In our experiment, we already showed how we are not responsible for what we think, it is a given of the environment and other internal criterion, that we are unaware of at a conscious level. If we think of the image of the person you thought of as a “nyeep” (packet of subjective information), these come from below the level of awareness or to put in old school terminology “bubble up from the subconscious”. In that respect there is no control over which nyeep will appear in our awareness and that is what we can see clearly from the experiment.

Our false self actually comes from the illusion that this process of calling up a nyeep, is something we can actually control and also the narration (internal dialogue) which results from these nyeeps on the level of awareness, telling the brain through a tertiary input, that this abstraction refers to a real entity separate from the brain and thought itself.

In effect “you” is simply a feedback cycle in thought, that is in turn generated from a cycle of cognition.

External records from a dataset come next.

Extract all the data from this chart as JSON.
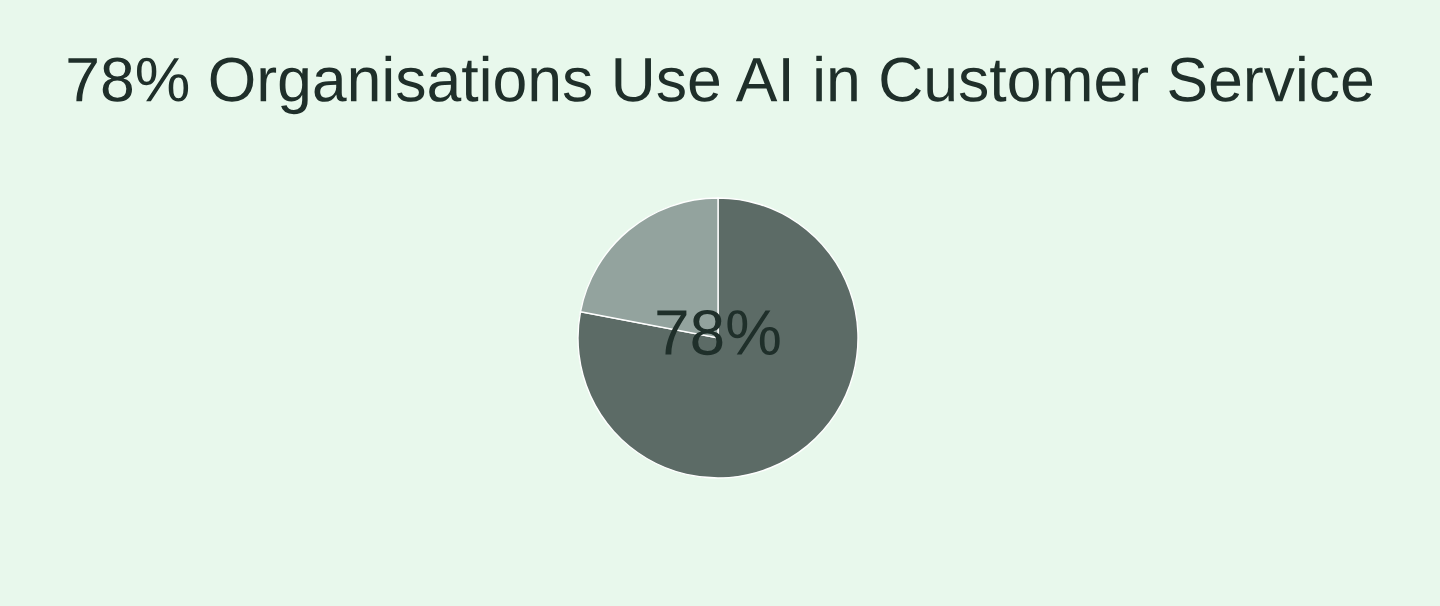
{
  "chart_data": {
    "type": "pie",
    "title": "78% Organisations Use AI in Customer Service",
    "categories": [
      null,
      null
    ],
    "values": [
      78,
      22
    ],
    "colors": [
      "#5c6b66",
      "#93a39e"
    ],
    "annotations": [
      "78%"
    ]
  }
}
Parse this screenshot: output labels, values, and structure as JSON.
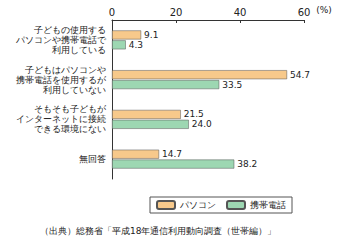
{
  "chart_data": {
    "type": "bar",
    "orientation": "horizontal",
    "categories": [
      "子どもの使用する\nパソコンや携帯電話で\n利用している",
      "子どもはパソコンや\n携帯電話を使用するが\n利用していない",
      "そもそも子どもが\nインターネットに接続\nできる環境にない",
      "無回答"
    ],
    "series": [
      {
        "name": "パソコン",
        "color": "#f7c98b",
        "values": [
          9.1,
          54.7,
          21.5,
          14.7
        ],
        "value_labels": [
          "9.1",
          "54.7",
          "21.5",
          "14.7"
        ]
      },
      {
        "name": "携帯電話",
        "color": "#9dd7b2",
        "values": [
          4.3,
          33.5,
          24.0,
          38.2
        ],
        "value_labels": [
          "4.3",
          "33.5",
          "24.0",
          "38.2"
        ]
      }
    ],
    "x_label": "(%)",
    "xlim": [
      0,
      60
    ],
    "xticks": [
      0,
      20,
      40,
      60
    ],
    "grid": false,
    "legend": "bottom",
    "data_labels": true,
    "source": "（出典）総務省「平成18年通信利用動向調査（世帯編）」"
  }
}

Essentially “you”, your “self” or, whatever you want to call it, is nothing more than a thought. “You” do not exist, the illusion of self is caused by a feedback loop of thought.

Of course if you have just stumbled across this on the internet, you may well be bewildered, so I will say that everything is real except for “self”. The body is real, thought is real, everything is real but there is no you in real life, life is actually living itself, it always has done and never required a self to control it, that self is entirely illusory. What you perceive of as “you” is nothing more than a thought.

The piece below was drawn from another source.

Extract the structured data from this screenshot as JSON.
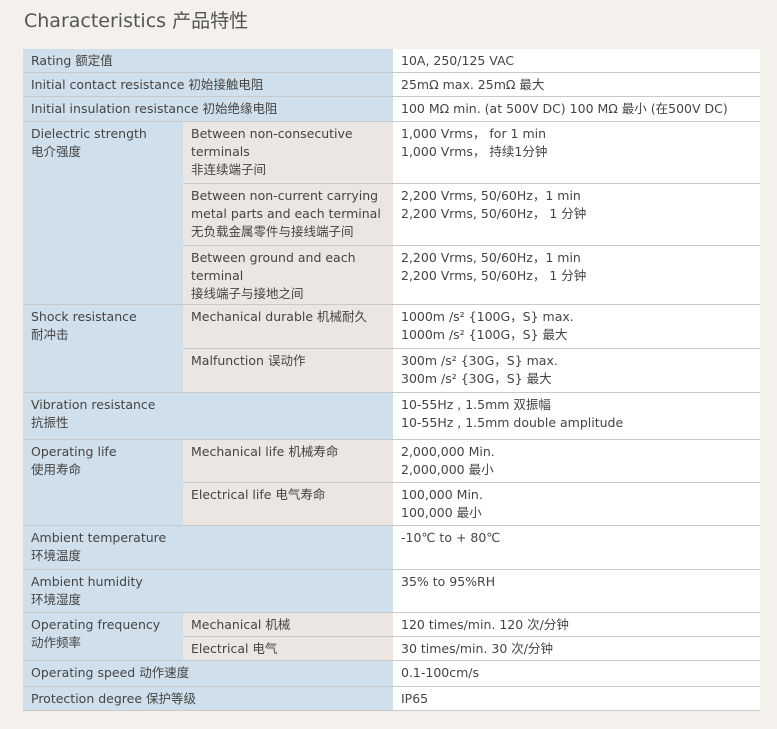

Heavy stuff but hang in there, lets dig deeper.

We are free in the sense that our experience causes an evolution in our thought patterns and rather than being restricted to 'only' a set of pre - programmed routines, the brain is like an adaptive learning computer that can update its model of reality on the fly. Programmed routines such as conditioning can not be undone by conscious thought alone however, our ever expanding database of experience increases our nyeep pool and as the saying goes, “we learn something new everyday”.

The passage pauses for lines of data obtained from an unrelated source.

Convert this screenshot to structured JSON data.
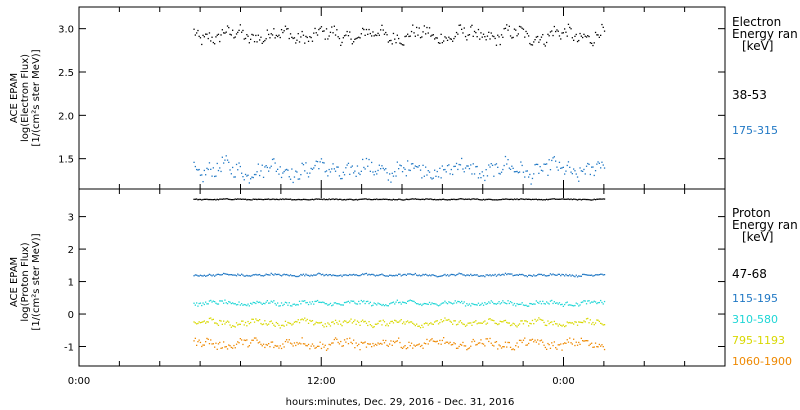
{
  "colors": {
    "black": "#000000",
    "blue": "#1f77c4",
    "cyan": "#1fd6d6",
    "yellow": "#d8d800",
    "orange": "#ee8800"
  },
  "chart_data": [
    {
      "type": "scatter",
      "panel": "electron",
      "ylabel_lines": [
        "ACE EPAM",
        "log(Electron Flux)",
        "[1/(cm²s ster MeV)]"
      ],
      "ylim": [
        1.15,
        3.25
      ],
      "yticks": [
        "1.5",
        "2.0",
        "2.5",
        "3.0"
      ],
      "legend_title": [
        "Electron",
        "Energy ran",
        "[keV]"
      ],
      "series": [
        {
          "name": "38-53",
          "color_key": "black",
          "x_range_h": [
            17,
            78
          ],
          "y_mean": 2.93,
          "y_spread": 0.13
        },
        {
          "name": "175-315",
          "color_key": "blue",
          "x_range_h": [
            17,
            78
          ],
          "y_mean": 1.38,
          "y_spread": 0.15
        }
      ]
    },
    {
      "type": "scatter",
      "panel": "proton",
      "ylabel_lines": [
        "ACE EPAM",
        "log(Proton Flux)",
        "[1/(cm²s ster MeV)]"
      ],
      "ylim": [
        -1.6,
        3.85
      ],
      "yticks": [
        "-1",
        "0",
        "1",
        "2",
        "3"
      ],
      "legend_title": [
        "Proton",
        "Energy ran",
        "[keV]"
      ],
      "series": [
        {
          "name": "47-68",
          "color_key": "black",
          "x_range_h": [
            17,
            78
          ],
          "y_mean": 3.55,
          "y_spread": 0.02
        },
        {
          "name": "115-195",
          "color_key": "blue",
          "x_range_h": [
            17,
            78
          ],
          "y_mean": 1.22,
          "y_spread": 0.05
        },
        {
          "name": "310-580",
          "color_key": "cyan",
          "x_range_h": [
            17,
            78
          ],
          "y_mean": 0.35,
          "y_spread": 0.1
        },
        {
          "name": "795-1193",
          "color_key": "yellow",
          "x_range_h": [
            17,
            78
          ],
          "y_mean": -0.25,
          "y_spread": 0.14
        },
        {
          "name": "1060-1900",
          "color_key": "orange",
          "x_range_h": [
            17,
            78
          ],
          "y_mean": -0.9,
          "y_spread": 0.2
        }
      ]
    }
  ],
  "x_axis": {
    "hours_span": [
      0,
      96
    ],
    "major_ticks": [
      {
        "h": 0,
        "label": "0:00"
      },
      {
        "h": 36,
        "label": "12:00"
      },
      {
        "h": 72,
        "label": "0:00"
      }
    ],
    "minor_step_h": 6,
    "xlabel": "hours:minutes, Dec. 29, 2016 - Dec. 31, 2016"
  }
}
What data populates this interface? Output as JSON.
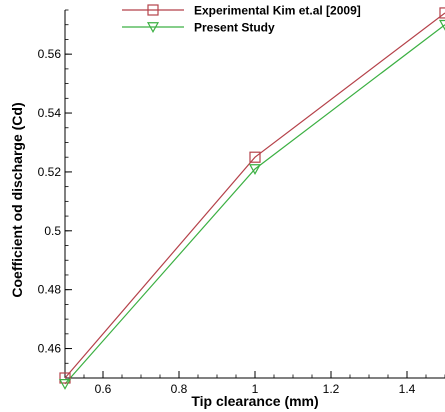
{
  "chart_data": {
    "type": "line",
    "title": "",
    "xlabel": "Tip clearance (mm)",
    "ylabel": "Coefficient od discharge (Cd)",
    "xlim": [
      0.5,
      1.5
    ],
    "ylim": [
      0.45,
      0.575
    ],
    "x_ticks": [
      0.6,
      0.8,
      1,
      1.2,
      1.4
    ],
    "x_tick_labels": [
      "0.6",
      "0.8",
      "1",
      "1.2",
      "1.4"
    ],
    "y_ticks": [
      0.46,
      0.48,
      0.5,
      0.52,
      0.54,
      0.56
    ],
    "y_tick_labels": [
      "0.46",
      "0.48",
      "0.5",
      "0.52",
      "0.54",
      "0.56"
    ],
    "grid": false,
    "legend_position": "top",
    "series": [
      {
        "name": "Experimental Kim et.al [2009]",
        "color": "#b5424a",
        "marker": "square",
        "x": [
          0.5,
          1.0,
          1.5
        ],
        "y": [
          0.45,
          0.525,
          0.574
        ]
      },
      {
        "name": "Present Study",
        "color": "#3cb043",
        "marker": "triangle-down",
        "x": [
          0.5,
          1.0,
          1.5
        ],
        "y": [
          0.448,
          0.521,
          0.57
        ]
      }
    ]
  }
}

The feedback cycle of free will

One thing that complicates this, and actually installs a feedback cycle of free will on the level of an organism, is the fact that our awareness of consciousness forms a tertiary input into the brain. Along with sense data and our feelings, we also have an abstraction process where the brain is analysing its own cognitions and state. Basically, what is in awareness forms an input into the brain and, as such, this thought influences the brain in its decision-making processes. So, whilst we have no control over what that input is, our accumulated experiences can make us react differently in the future to similar events, so in a sense, we create a positive feedback cycle where accumulated wisdom factors into the decision-making process.

Depending on the outcomes of our actions in the past, the consequent input stimuli in to our conscious stream of thought from past experiences, constantly gives a new set of variables for the brain to work with. Our experience actually dictates our future actions and decisions but in that sense, it does feel uninhibited on an experiential level. The truth is, we are simply operating within the confines of our knowledge of the world, which is the product of our experience and the environment we occupy. We are simply aware of these decision making processes, which has been falsely attributed to a “self” being responsible for it. In reality they just happen.